Speaking with CNN reporter Manu Raju in a recent interview, Ryan admitted the Democratic Party is not a popular "brand" in his neck of the woods.

"You don't advertise that you're a Democrat. Is that because it's an implicit recognition that it's a liability here?" Raju asked.

"Yes," Ryan admitted.

"Well, I mean, the Democratic brand, as we know, and you and I have talked about this for a long time, is not good in a lot of these places," he explained. "And I tell people, look, I'm an American. You're an American."

'Where's J.D.?:' Vance's Ohio Senate campaign prompts GOP concernsyoutu.be

The CNN report noted how Ryan often boasts in his TV ads that he has voted against the agenda items of Democrats, including former President Barack Obama. But what the ads do not emphasize is that "he is a Democrat and often votes with President Biden."

"You ran against her, Nancy Pelosi, but then you voted for her," Raju noted.

"What I want people to know is in this environment, do you have the guts to take on your own party? And from my vantage point for me, it's a resounding yes," Ryan responded.

Why is this significant?

Once the bellwether of presidential elections, Ohio is becoming an increasingly conservative state. Barack Obama won the state in the 2008 and 2012 presidential elections. But Donald Trump managed to flip the state red, defeating both Hillary Clinton and Joe Biden by a whopping 8%.

Ryan's admitted reluctance to embrace his Democratic political identity suggests he understands the shifting political winds hitting his backyard.

In fact, Ryan is now publicly breaking with Biden on some issues. For example, after Biden announced his controversial plan to forgive student loan debt, Ryan said Biden's plan "sends the wrong message" to Americans.

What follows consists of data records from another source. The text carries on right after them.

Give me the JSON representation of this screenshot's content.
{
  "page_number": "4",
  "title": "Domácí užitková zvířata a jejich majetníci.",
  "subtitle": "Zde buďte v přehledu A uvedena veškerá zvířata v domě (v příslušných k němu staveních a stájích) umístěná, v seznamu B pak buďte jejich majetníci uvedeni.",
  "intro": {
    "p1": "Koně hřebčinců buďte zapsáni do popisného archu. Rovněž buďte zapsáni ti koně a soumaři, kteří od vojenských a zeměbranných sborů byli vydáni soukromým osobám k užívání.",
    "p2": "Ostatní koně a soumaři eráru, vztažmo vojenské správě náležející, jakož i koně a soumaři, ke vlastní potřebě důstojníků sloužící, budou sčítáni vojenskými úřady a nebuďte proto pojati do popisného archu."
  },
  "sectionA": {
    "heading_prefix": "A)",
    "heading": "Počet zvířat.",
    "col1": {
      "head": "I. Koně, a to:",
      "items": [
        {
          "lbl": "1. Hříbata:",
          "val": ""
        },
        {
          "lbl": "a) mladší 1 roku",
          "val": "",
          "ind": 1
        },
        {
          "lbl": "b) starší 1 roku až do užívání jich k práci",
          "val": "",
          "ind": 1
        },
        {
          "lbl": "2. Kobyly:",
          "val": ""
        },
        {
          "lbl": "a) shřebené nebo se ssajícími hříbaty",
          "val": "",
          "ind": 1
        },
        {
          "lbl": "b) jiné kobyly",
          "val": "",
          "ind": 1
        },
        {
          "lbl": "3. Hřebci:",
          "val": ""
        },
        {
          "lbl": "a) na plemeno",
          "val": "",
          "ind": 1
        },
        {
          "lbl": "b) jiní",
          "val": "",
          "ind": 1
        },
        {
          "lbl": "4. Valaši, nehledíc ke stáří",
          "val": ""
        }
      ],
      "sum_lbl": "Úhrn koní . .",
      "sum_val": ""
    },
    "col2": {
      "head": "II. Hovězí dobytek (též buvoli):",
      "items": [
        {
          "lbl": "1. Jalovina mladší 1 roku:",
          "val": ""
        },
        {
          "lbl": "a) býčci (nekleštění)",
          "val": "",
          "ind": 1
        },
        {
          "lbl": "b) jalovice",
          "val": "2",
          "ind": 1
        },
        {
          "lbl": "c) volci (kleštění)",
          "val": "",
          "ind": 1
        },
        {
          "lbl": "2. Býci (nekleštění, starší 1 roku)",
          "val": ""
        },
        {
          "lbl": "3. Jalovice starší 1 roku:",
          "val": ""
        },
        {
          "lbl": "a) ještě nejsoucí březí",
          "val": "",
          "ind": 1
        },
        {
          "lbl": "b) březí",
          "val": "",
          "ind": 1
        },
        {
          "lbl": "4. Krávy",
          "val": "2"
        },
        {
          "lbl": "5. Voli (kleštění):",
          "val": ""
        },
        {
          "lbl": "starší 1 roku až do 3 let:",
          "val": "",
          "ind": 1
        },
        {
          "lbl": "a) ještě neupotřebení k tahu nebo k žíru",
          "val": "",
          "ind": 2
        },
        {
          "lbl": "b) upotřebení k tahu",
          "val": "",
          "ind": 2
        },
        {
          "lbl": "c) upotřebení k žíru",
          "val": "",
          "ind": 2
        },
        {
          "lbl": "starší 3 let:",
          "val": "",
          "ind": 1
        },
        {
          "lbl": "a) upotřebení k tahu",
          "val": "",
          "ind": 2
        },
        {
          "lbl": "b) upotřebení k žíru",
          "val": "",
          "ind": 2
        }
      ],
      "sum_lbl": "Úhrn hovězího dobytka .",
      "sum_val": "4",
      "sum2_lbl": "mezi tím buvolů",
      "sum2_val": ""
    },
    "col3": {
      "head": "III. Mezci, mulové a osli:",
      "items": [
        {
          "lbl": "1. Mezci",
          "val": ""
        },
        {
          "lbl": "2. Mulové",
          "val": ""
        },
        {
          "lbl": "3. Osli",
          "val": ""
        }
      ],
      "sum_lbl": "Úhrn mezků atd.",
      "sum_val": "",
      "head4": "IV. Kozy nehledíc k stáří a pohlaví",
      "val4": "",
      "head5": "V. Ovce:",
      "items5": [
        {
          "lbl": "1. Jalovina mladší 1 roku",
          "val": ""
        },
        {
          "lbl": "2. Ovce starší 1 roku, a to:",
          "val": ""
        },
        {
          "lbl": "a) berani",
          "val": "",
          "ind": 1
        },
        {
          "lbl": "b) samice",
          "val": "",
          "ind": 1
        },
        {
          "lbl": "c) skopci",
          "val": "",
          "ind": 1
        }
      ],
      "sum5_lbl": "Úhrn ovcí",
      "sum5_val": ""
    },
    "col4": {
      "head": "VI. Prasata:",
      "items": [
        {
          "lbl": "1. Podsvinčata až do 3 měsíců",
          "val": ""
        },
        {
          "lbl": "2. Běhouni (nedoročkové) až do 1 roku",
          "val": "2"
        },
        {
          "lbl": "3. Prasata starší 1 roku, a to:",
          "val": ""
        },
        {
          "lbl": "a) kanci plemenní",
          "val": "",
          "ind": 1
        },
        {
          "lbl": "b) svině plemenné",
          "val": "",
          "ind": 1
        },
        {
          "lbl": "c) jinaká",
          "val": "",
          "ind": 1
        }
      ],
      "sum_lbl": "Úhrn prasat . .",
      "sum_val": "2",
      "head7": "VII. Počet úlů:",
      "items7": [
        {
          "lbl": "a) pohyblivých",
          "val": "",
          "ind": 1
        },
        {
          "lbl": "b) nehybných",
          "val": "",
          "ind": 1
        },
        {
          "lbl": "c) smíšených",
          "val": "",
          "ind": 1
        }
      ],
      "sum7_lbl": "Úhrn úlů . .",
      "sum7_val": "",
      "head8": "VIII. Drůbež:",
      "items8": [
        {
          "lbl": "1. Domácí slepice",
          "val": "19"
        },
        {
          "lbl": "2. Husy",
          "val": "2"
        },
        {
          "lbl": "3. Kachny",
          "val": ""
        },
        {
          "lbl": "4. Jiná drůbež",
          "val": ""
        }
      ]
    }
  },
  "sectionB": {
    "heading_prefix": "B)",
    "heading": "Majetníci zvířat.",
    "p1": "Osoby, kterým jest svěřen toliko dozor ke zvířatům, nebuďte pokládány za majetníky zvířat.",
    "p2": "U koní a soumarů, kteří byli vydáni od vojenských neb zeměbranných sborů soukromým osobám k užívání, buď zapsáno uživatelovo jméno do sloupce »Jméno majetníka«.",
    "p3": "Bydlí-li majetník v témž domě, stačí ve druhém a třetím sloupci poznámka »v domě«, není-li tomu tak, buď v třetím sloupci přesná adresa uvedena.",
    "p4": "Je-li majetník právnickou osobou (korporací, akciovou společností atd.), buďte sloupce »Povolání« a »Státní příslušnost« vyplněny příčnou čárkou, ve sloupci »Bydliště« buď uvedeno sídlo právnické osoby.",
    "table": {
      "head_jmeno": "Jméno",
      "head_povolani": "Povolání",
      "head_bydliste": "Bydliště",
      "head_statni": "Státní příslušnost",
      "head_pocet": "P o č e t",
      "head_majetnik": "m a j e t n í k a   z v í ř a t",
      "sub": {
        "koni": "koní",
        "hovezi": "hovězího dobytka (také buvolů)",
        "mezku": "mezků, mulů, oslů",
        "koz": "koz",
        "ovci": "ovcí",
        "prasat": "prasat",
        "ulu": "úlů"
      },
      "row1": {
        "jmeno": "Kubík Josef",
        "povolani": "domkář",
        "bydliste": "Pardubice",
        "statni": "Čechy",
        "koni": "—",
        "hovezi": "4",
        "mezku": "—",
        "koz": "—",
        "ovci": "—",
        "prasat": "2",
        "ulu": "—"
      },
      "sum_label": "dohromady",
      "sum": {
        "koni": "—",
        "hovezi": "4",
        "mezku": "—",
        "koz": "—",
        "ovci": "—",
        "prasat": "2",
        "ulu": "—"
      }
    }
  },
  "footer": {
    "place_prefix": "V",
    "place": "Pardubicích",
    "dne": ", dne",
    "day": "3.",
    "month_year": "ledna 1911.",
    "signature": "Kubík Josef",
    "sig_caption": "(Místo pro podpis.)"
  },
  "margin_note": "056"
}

"[W]hile there's no doubt that a college education should be about opening opportunities, waiving debt for those already on a trajectory to financial security sends the wrong message to the millions of Ohioans without a degree working just as hard to make ends meet," Ryan said in a statement. "Instead of forgiving student loans for six-figure earners, we should be working to level the playing field for all Americans."

Ryan's break with Biden comes as his lead over Vance evaporates.

Just one month ago, Ryan enjoyed a roughly five-point advantage over his opponent. That advantage now? It's under one point, according to FiveThirtyEight.

For Ryan, that means he has his work cut out for him. Vance has Trump's endorsement, and he is aligned with Ohio's shifting political ideology. After all, how will Ryan explain his far-left position on abortion?

Indeed, over the weekend, Ryan refused to endorse any limits on abortion access, a position radically out-of-step with the majority of Americans. And in conservative Ohio, such positions are a disaster for Democrats and a godsend for Republicans.

And no matter how hard Ryan tries to paint himself as a blue-collar moderate, his record in Congress tells the real story: He's a Democrat through and through.